The phrase coined by Elisabeth Vigée-Le Brun, Marie-Antoinette’s favourite portrait painter, is well known: “Women ruled; the Revolution dethroned them”. From 1793 and 1794 onwards, artists were invited to take over the new moral order imposed by the government. Henceforth, women had to focus exclusively on their role as mothers, a discourse that Napoleon would gladly take up again under the Empire. Nonetheless, once the Directoire had fallen, Marguerite Gérard painted eminently daring canvases depicting a Parisian woman enamoured of freedom, determined to live by her own rules. The artist took part both in depoliticizing the discourse on motherhood and in exploring intimacy in the female world, an aspect that had long been ignored.

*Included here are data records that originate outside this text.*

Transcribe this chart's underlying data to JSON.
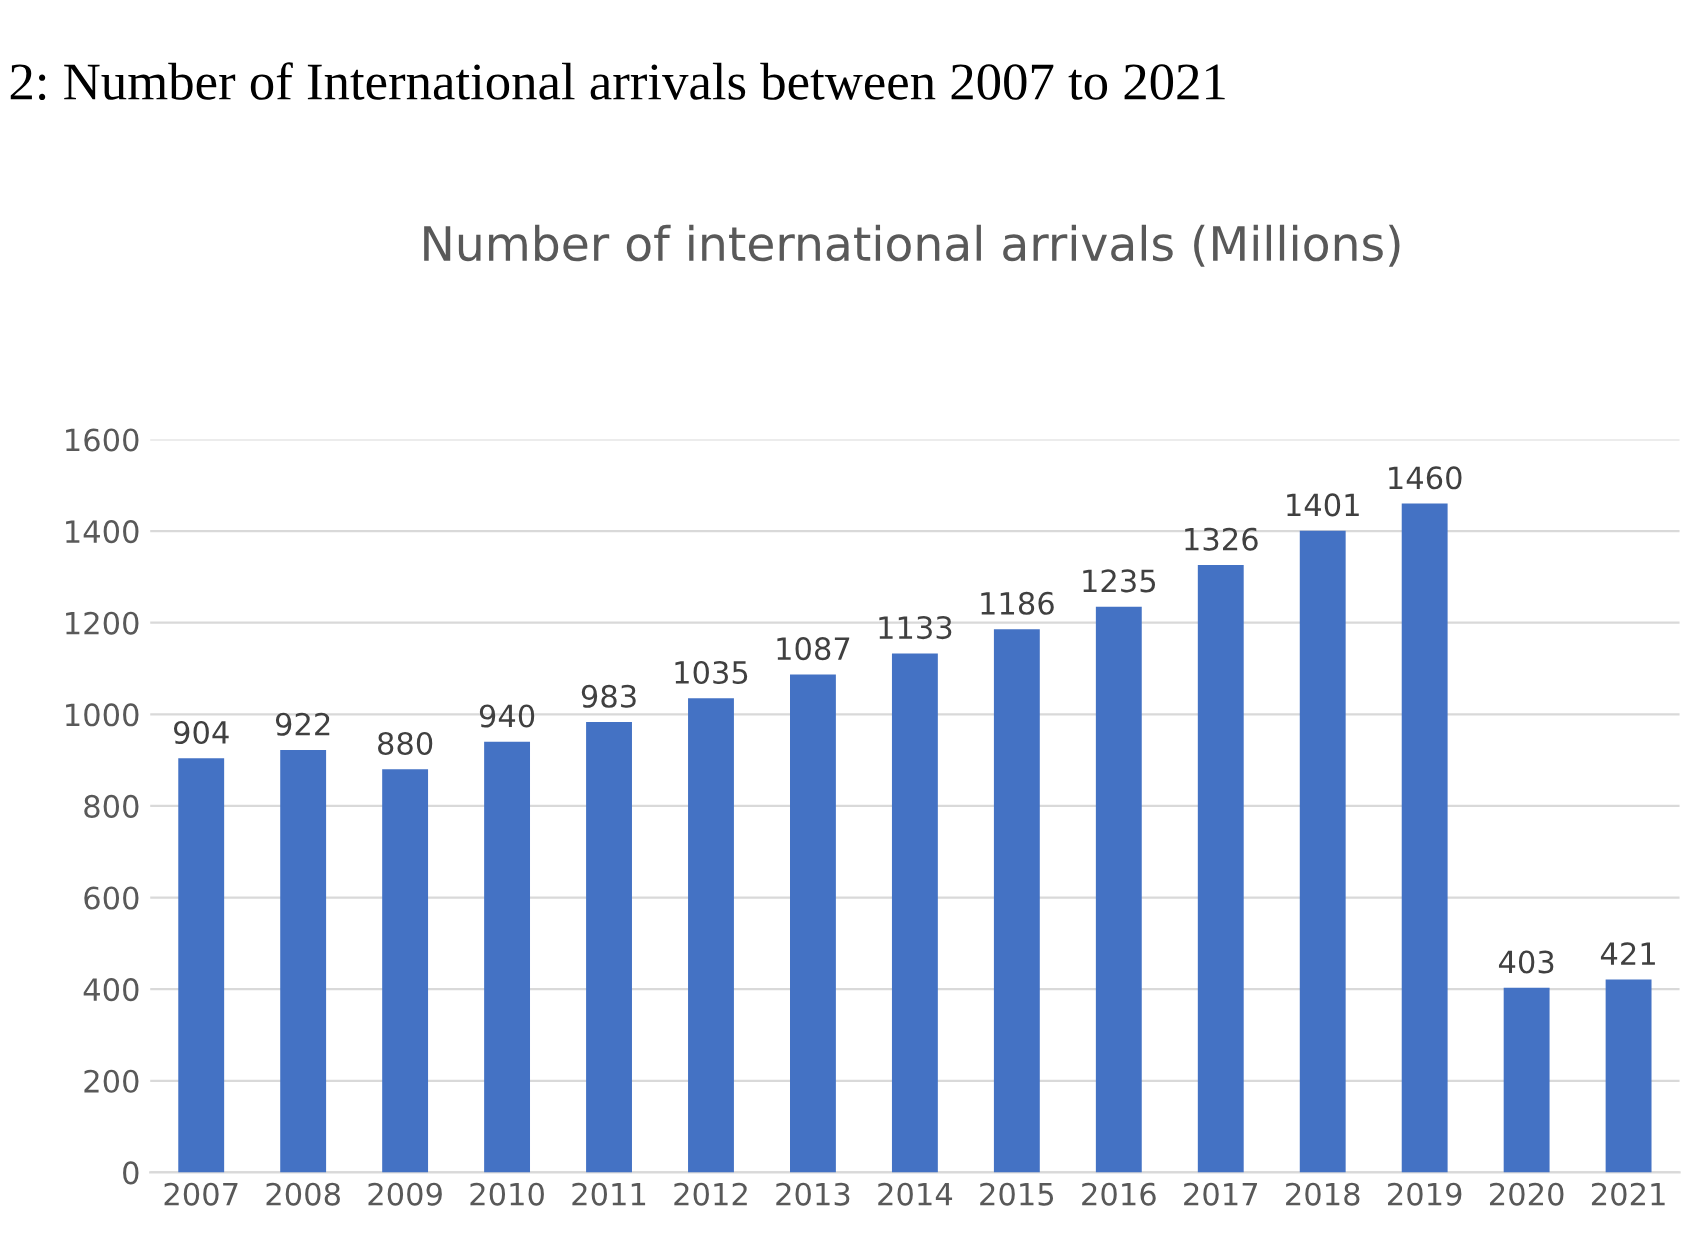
{
  "chart_data": {
    "type": "bar",
    "title": "Number of international arrivals (Millions)",
    "annotations": [
      "2: Number of International arrivals between 2007 to 2021"
    ],
    "categories": [
      "2007",
      "2008",
      "2009",
      "2010",
      "2011",
      "2012",
      "2013",
      "2014",
      "2015",
      "2016",
      "2017",
      "2018",
      "2019",
      "2020",
      "2021"
    ],
    "values": [
      904,
      922,
      880,
      940,
      983,
      1035,
      1087,
      1133,
      1186,
      1235,
      1326,
      1401,
      1460,
      403,
      421
    ],
    "color": "#4472c4",
    "data_labels": true,
    "ylim": [
      0,
      1600
    ],
    "yticks": [
      0,
      200,
      400,
      600,
      800,
      1000,
      1200,
      1400,
      1600
    ],
    "grid": "y"
  }
}
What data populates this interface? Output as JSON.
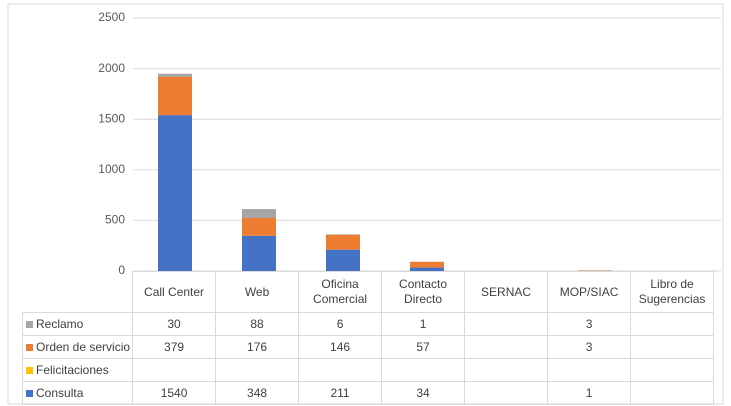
{
  "chart_data": {
    "type": "stacked_bar",
    "categories": [
      "Call Center",
      "Web",
      "Oficina Comercial",
      "Contacto Directo",
      "SERNAC",
      "MOP/SIAC",
      "Libro de Sugerencias"
    ],
    "series": [
      {
        "name": "Reclamo",
        "color": "#a5a5a5",
        "values": [
          30,
          88,
          6,
          1,
          null,
          3,
          null
        ]
      },
      {
        "name": "Orden de servicio",
        "color": "#ed7d31",
        "values": [
          379,
          176,
          146,
          57,
          null,
          3,
          null
        ]
      },
      {
        "name": "Felicitaciones",
        "color": "#ffc000",
        "values": [
          null,
          null,
          null,
          null,
          null,
          null,
          null
        ]
      },
      {
        "name": "Consulta",
        "color": "#4472c4",
        "values": [
          1540,
          348,
          211,
          34,
          null,
          1,
          null
        ]
      }
    ],
    "ylim": [
      0,
      2500
    ],
    "yticks": [
      0,
      500,
      1000,
      1500,
      2000,
      2500
    ],
    "grid": true,
    "legend": "table"
  }
}
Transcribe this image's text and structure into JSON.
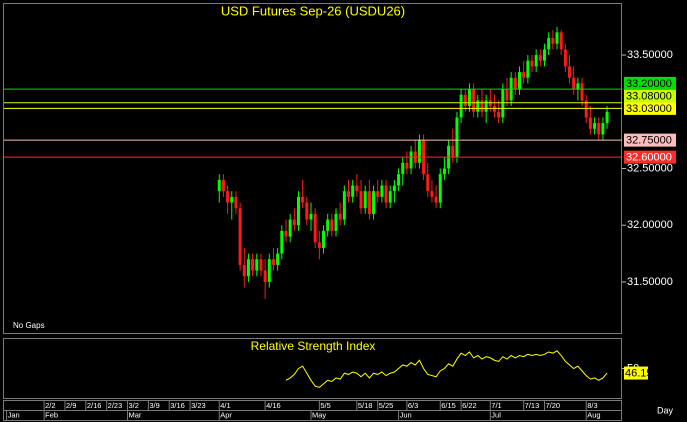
{
  "chart_data": [
    {
      "type": "candlestick",
      "title": "USD Futures Sep-26 (USDU26)",
      "annotation": "No Gaps",
      "x_label": "Day",
      "categories": [
        null,
        null,
        null,
        null,
        null,
        null,
        null,
        null,
        null,
        "2/2",
        null,
        null,
        null,
        null,
        "2/9",
        null,
        null,
        null,
        null,
        "2/16",
        null,
        null,
        null,
        null,
        "2/23",
        null,
        null,
        null,
        null,
        "3/2",
        null,
        null,
        null,
        null,
        "3/9",
        null,
        null,
        null,
        null,
        "3/16",
        null,
        null,
        null,
        null,
        "3/23",
        null,
        null,
        null,
        null,
        null,
        null,
        "4/1",
        null,
        null,
        null,
        null,
        null,
        null,
        null,
        null,
        null,
        null,
        "4/16",
        null,
        null,
        null,
        null,
        null,
        null,
        null,
        null,
        null,
        null,
        null,
        null,
        "5/5",
        null,
        null,
        null,
        null,
        null,
        null,
        null,
        null,
        "5/18",
        null,
        null,
        null,
        null,
        "5/25",
        null,
        null,
        null,
        null,
        null,
        null,
        "6/3",
        null,
        null,
        null,
        null,
        null,
        null,
        null,
        "6/15",
        null,
        null,
        null,
        null,
        "6/22",
        null,
        null,
        null,
        null,
        null,
        null,
        "7/1",
        null,
        null,
        null,
        null,
        null,
        null,
        null,
        "7/13",
        null,
        null,
        null,
        null,
        "7/20",
        null,
        null,
        null,
        null,
        null,
        null,
        null,
        null,
        null,
        "8/3",
        null,
        null,
        null,
        null,
        null,
        null,
        null,
        null
      ],
      "months": [
        "Jan",
        null,
        null,
        null,
        null,
        null,
        null,
        null,
        null,
        "Feb",
        null,
        null,
        null,
        null,
        null,
        null,
        null,
        null,
        null,
        null,
        null,
        null,
        null,
        null,
        null,
        null,
        null,
        null,
        null,
        "Mar",
        null,
        null,
        null,
        null,
        null,
        null,
        null,
        null,
        null,
        null,
        null,
        null,
        null,
        null,
        null,
        null,
        null,
        null,
        null,
        null,
        null,
        "Apr",
        null,
        null,
        null,
        null,
        null,
        null,
        null,
        null,
        null,
        null,
        null,
        null,
        null,
        null,
        null,
        null,
        null,
        null,
        null,
        null,
        null,
        "May",
        null,
        null,
        null,
        null,
        null,
        null,
        null,
        null,
        null,
        null,
        null,
        null,
        null,
        null,
        null,
        null,
        null,
        null,
        null,
        null,
        "Jun",
        null,
        null,
        null,
        null,
        null,
        null,
        null,
        null,
        null,
        null,
        null,
        null,
        null,
        null,
        null,
        null,
        null,
        null,
        null,
        null,
        null,
        "Jul",
        null,
        null,
        null,
        null,
        null,
        null,
        null,
        null,
        null,
        null,
        null,
        null,
        null,
        null,
        null,
        null,
        null,
        null,
        null,
        null,
        null,
        null,
        "Aug",
        null,
        null,
        null,
        null,
        null,
        null,
        null,
        null
      ],
      "open": [
        null,
        null,
        null,
        null,
        null,
        null,
        null,
        null,
        null,
        null,
        null,
        null,
        null,
        null,
        null,
        null,
        null,
        null,
        null,
        null,
        null,
        null,
        null,
        null,
        null,
        null,
        null,
        null,
        null,
        null,
        null,
        null,
        null,
        null,
        null,
        null,
        null,
        null,
        null,
        null,
        null,
        null,
        null,
        null,
        null,
        null,
        null,
        null,
        null,
        null,
        null,
        32.3,
        32.4,
        32.3,
        32.2,
        32.25,
        32.15,
        31.65,
        31.55,
        31.7,
        31.6,
        31.7,
        31.6,
        31.5,
        31.7,
        31.65,
        31.75,
        31.95,
        31.9,
        32.05,
        32.0,
        32.25,
        32.2,
        32.05,
        32.1,
        31.85,
        31.8,
        31.95,
        32.05,
        31.95,
        32.1,
        32.05,
        32.3,
        32.25,
        32.35,
        32.3,
        32.15,
        32.3,
        32.1,
        32.3,
        32.25,
        32.35,
        32.2,
        32.3,
        32.35,
        32.45,
        32.55,
        32.5,
        32.65,
        32.55,
        32.75,
        32.45,
        32.3,
        32.25,
        32.2,
        32.45,
        32.5,
        32.7,
        32.6,
        32.95,
        33.15,
        33.05,
        33.2,
        33.0,
        33.1,
        33.0,
        33.1,
        33.05,
        33.0,
        32.95,
        33.2,
        33.1,
        33.3,
        33.2,
        33.35,
        33.3,
        33.45,
        33.4,
        33.5,
        33.45,
        33.55,
        33.65,
        33.6,
        33.7,
        33.55,
        33.4,
        33.3,
        33.2,
        33.25,
        33.1,
        32.95,
        32.85,
        32.9,
        32.8,
        32.9,
        null,
        null,
        null
      ],
      "high": [
        null,
        null,
        null,
        null,
        null,
        null,
        null,
        null,
        null,
        null,
        null,
        null,
        null,
        null,
        null,
        null,
        null,
        null,
        null,
        null,
        null,
        null,
        null,
        null,
        null,
        null,
        null,
        null,
        null,
        null,
        null,
        null,
        null,
        null,
        null,
        null,
        null,
        null,
        null,
        null,
        null,
        null,
        null,
        null,
        null,
        null,
        null,
        null,
        null,
        null,
        null,
        32.45,
        32.45,
        32.35,
        32.3,
        32.3,
        32.2,
        31.8,
        31.75,
        31.75,
        31.75,
        31.75,
        31.7,
        31.75,
        31.8,
        31.8,
        32.0,
        32.05,
        32.1,
        32.15,
        32.3,
        32.4,
        32.25,
        32.2,
        32.15,
        31.95,
        32.0,
        32.1,
        32.1,
        32.15,
        32.2,
        32.35,
        32.4,
        32.4,
        32.45,
        32.4,
        32.35,
        32.4,
        32.35,
        32.4,
        32.4,
        32.4,
        32.35,
        32.4,
        32.5,
        32.6,
        32.65,
        32.7,
        32.75,
        32.8,
        32.8,
        32.55,
        32.4,
        32.35,
        32.5,
        32.6,
        32.75,
        32.85,
        33.0,
        33.2,
        33.2,
        33.25,
        33.25,
        33.15,
        33.2,
        33.15,
        33.2,
        33.15,
        33.1,
        33.25,
        33.3,
        33.35,
        33.35,
        33.4,
        33.45,
        33.5,
        33.5,
        33.55,
        33.55,
        33.6,
        33.7,
        33.72,
        33.75,
        33.72,
        33.6,
        33.5,
        33.4,
        33.3,
        33.3,
        33.15,
        33.05,
        32.95,
        32.95,
        32.95,
        33.05,
        null,
        null,
        null
      ],
      "low": [
        null,
        null,
        null,
        null,
        null,
        null,
        null,
        null,
        null,
        null,
        null,
        null,
        null,
        null,
        null,
        null,
        null,
        null,
        null,
        null,
        null,
        null,
        null,
        null,
        null,
        null,
        null,
        null,
        null,
        null,
        null,
        null,
        null,
        null,
        null,
        null,
        null,
        null,
        null,
        null,
        null,
        null,
        null,
        null,
        null,
        null,
        null,
        null,
        null,
        null,
        null,
        32.2,
        32.25,
        32.1,
        32.05,
        32.1,
        31.6,
        31.45,
        31.5,
        31.55,
        31.55,
        31.55,
        31.35,
        31.45,
        31.6,
        31.6,
        31.7,
        31.85,
        31.85,
        31.95,
        31.95,
        32.15,
        32.0,
        31.95,
        31.8,
        31.7,
        31.75,
        31.9,
        31.9,
        31.9,
        32.0,
        32.0,
        32.2,
        32.2,
        32.25,
        32.1,
        32.1,
        32.05,
        32.05,
        32.2,
        32.2,
        32.15,
        32.15,
        32.2,
        32.3,
        32.35,
        32.45,
        32.45,
        32.5,
        32.5,
        32.4,
        32.25,
        32.2,
        32.15,
        32.15,
        32.4,
        32.45,
        32.55,
        32.55,
        32.9,
        33.0,
        33.0,
        32.95,
        32.95,
        32.95,
        32.9,
        33.0,
        32.95,
        32.9,
        32.9,
        33.05,
        33.05,
        33.15,
        33.15,
        33.25,
        33.25,
        33.35,
        33.35,
        33.4,
        33.4,
        33.5,
        33.55,
        33.55,
        33.5,
        33.35,
        33.25,
        33.15,
        33.1,
        33.05,
        32.9,
        32.8,
        32.8,
        32.75,
        32.75,
        32.85,
        null,
        null,
        null
      ],
      "close": [
        null,
        null,
        null,
        null,
        null,
        null,
        null,
        null,
        null,
        null,
        null,
        null,
        null,
        null,
        null,
        null,
        null,
        null,
        null,
        null,
        null,
        null,
        null,
        null,
        null,
        null,
        null,
        null,
        null,
        null,
        null,
        null,
        null,
        null,
        null,
        null,
        null,
        null,
        null,
        null,
        null,
        null,
        null,
        null,
        null,
        null,
        null,
        null,
        null,
        null,
        null,
        32.4,
        32.3,
        32.2,
        32.25,
        32.15,
        31.65,
        31.55,
        31.7,
        31.6,
        31.7,
        31.6,
        31.5,
        31.7,
        31.65,
        31.75,
        31.95,
        31.9,
        32.05,
        32.0,
        32.25,
        32.2,
        32.05,
        32.1,
        31.85,
        31.8,
        31.95,
        32.05,
        31.95,
        32.1,
        32.05,
        32.3,
        32.25,
        32.35,
        32.3,
        32.15,
        32.3,
        32.1,
        32.3,
        32.25,
        32.35,
        32.2,
        32.3,
        32.35,
        32.45,
        32.55,
        32.5,
        32.65,
        32.55,
        32.75,
        32.45,
        32.3,
        32.25,
        32.2,
        32.45,
        32.5,
        32.7,
        32.6,
        32.95,
        33.15,
        33.05,
        33.2,
        33.0,
        33.1,
        33.0,
        33.1,
        33.05,
        33.0,
        32.95,
        33.2,
        33.1,
        33.3,
        33.2,
        33.35,
        33.3,
        33.45,
        33.4,
        33.5,
        33.45,
        33.55,
        33.65,
        33.6,
        33.7,
        33.55,
        33.4,
        33.3,
        33.2,
        33.25,
        33.1,
        32.95,
        32.85,
        32.9,
        32.8,
        32.9,
        33.0,
        null,
        null,
        null
      ],
      "up_color": "#00ff00",
      "down_color": "#ff1a1a",
      "ylim": [
        31.05,
        33.95
      ],
      "yticks": [
        {
          "value": 31.5,
          "label": "31.50000"
        },
        {
          "value": 32.0,
          "label": "32.00000"
        },
        {
          "value": 32.5,
          "label": "32.50000"
        },
        {
          "value": 33.5,
          "label": "33.50000"
        }
      ],
      "levels": [
        {
          "value": 33.2,
          "label": "33.20000",
          "color": "#00e000",
          "text_color": "#000000"
        },
        {
          "value": 33.08,
          "label": "33.08000",
          "color": "#c8ff00",
          "text_color": "#000000"
        },
        {
          "value": 33.03,
          "label": "33.03000",
          "color": "#ffff00",
          "text_color": "#000000"
        },
        {
          "value": 32.75,
          "label": "32.75000",
          "color": "#ffbcbc",
          "text_color": "#000000"
        },
        {
          "value": 32.6,
          "label": "32.60000",
          "color": "#ff2a2a",
          "text_color": "#ffffff"
        }
      ]
    },
    {
      "type": "line",
      "title": "Relative Strength Index",
      "color": "#ffff00",
      "label_color": "#ffff00",
      "values": [
        null,
        null,
        null,
        null,
        null,
        null,
        null,
        null,
        null,
        null,
        null,
        null,
        null,
        null,
        null,
        null,
        null,
        null,
        null,
        null,
        null,
        null,
        null,
        null,
        null,
        null,
        null,
        null,
        null,
        null,
        null,
        null,
        null,
        null,
        null,
        null,
        null,
        null,
        null,
        null,
        null,
        null,
        null,
        null,
        null,
        null,
        null,
        null,
        null,
        null,
        null,
        null,
        null,
        null,
        null,
        null,
        null,
        null,
        null,
        null,
        null,
        null,
        null,
        null,
        null,
        null,
        null,
        40,
        42,
        45,
        50,
        52,
        46,
        40,
        35,
        34,
        37,
        40,
        39,
        42,
        41,
        46,
        45,
        47,
        46,
        43,
        46,
        42,
        46,
        45,
        47,
        44,
        46,
        47,
        50,
        53,
        52,
        55,
        53,
        57,
        50,
        45,
        44,
        43,
        48,
        50,
        54,
        52,
        58,
        63,
        61,
        64,
        59,
        61,
        58,
        60,
        59,
        57,
        56,
        60,
        58,
        61,
        59,
        61,
        60,
        62,
        61,
        62,
        61,
        62,
        64,
        63,
        65,
        61,
        56,
        53,
        50,
        52,
        48,
        44,
        41,
        42,
        40,
        42,
        46.15,
        null,
        null,
        null
      ],
      "ylim": [
        25,
        75
      ],
      "yticks": [
        50
      ]
    }
  ]
}
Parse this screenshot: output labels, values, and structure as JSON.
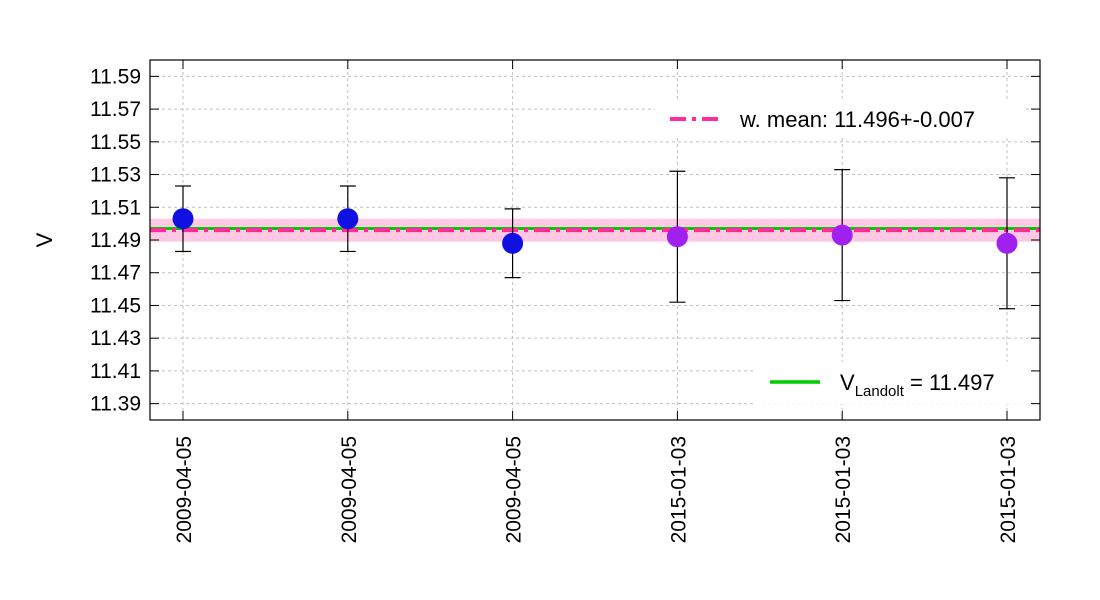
{
  "chart_data": {
    "type": "scatter",
    "title": "",
    "xlabel": "",
    "ylabel": "V",
    "ylim": [
      11.38,
      11.6
    ],
    "y_ticks": [
      "11.39",
      "11.41",
      "11.43",
      "11.45",
      "11.47",
      "11.49",
      "11.51",
      "11.53",
      "11.55",
      "11.57",
      "11.59"
    ],
    "categories": [
      "2009-04-05",
      "2009-04-05",
      "2009-04-05",
      "2015-01-03",
      "2015-01-03",
      "2015-01-03"
    ],
    "points": [
      {
        "y": 11.503,
        "err": 0.02,
        "color": "#1010e0"
      },
      {
        "y": 11.503,
        "err": 0.02,
        "color": "#1010e0"
      },
      {
        "y": 11.488,
        "err": 0.021,
        "color": "#1010e0"
      },
      {
        "y": 11.492,
        "err": 0.04,
        "color": "#a020f0"
      },
      {
        "y": 11.493,
        "err": 0.04,
        "color": "#a020f0"
      },
      {
        "y": 11.488,
        "err": 0.04,
        "color": "#a020f0"
      }
    ],
    "weighted_mean": {
      "value": 11.496,
      "err": 0.007,
      "color": "#ff2a9c",
      "band_color": "#ffc0e0"
    },
    "landolt": {
      "value": 11.497,
      "color": "#00cc00"
    },
    "grid": true,
    "legend": [
      {
        "label": "w. mean: 11.496+-0.007",
        "style": "dash-dot",
        "color": "#ff2a9c",
        "placement": "top-right"
      },
      {
        "label_main": "V",
        "label_sub": "Landolt",
        "label_rest": " = 11.497",
        "style": "solid",
        "color": "#00cc00",
        "placement": "bottom-right"
      }
    ]
  }
}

Carole Blumenfeld holds a doctorate in the history of art and is a former resident of the Académie de France in Rome. She is in charge of a scientific mission at the Palais Fesch – Musée des Beaux-arts d’Ajaccio. She has already curated several exhibitions on late 18th and early 19th century genre painters. Carole is currently presenting Rome/Athens, the two faces of women during the French Revolution in Grasse at the Jean-Honoré Fragonard Museum, an exhibition dedicated to the portrayal of women by artists of the late 18th century, in which each Athenian or Roman heroine embodies a certain vision of French women.
She has also published numerous works on 18th century French art, notably regarding Fragonard’s fantasy figures: Une facétie de Fragonard, Les Révélations d’un dessin retrouvé (2013).
Her monograph on Marguerite Gérard has recently been published by Editions Gourcuff in January 2019.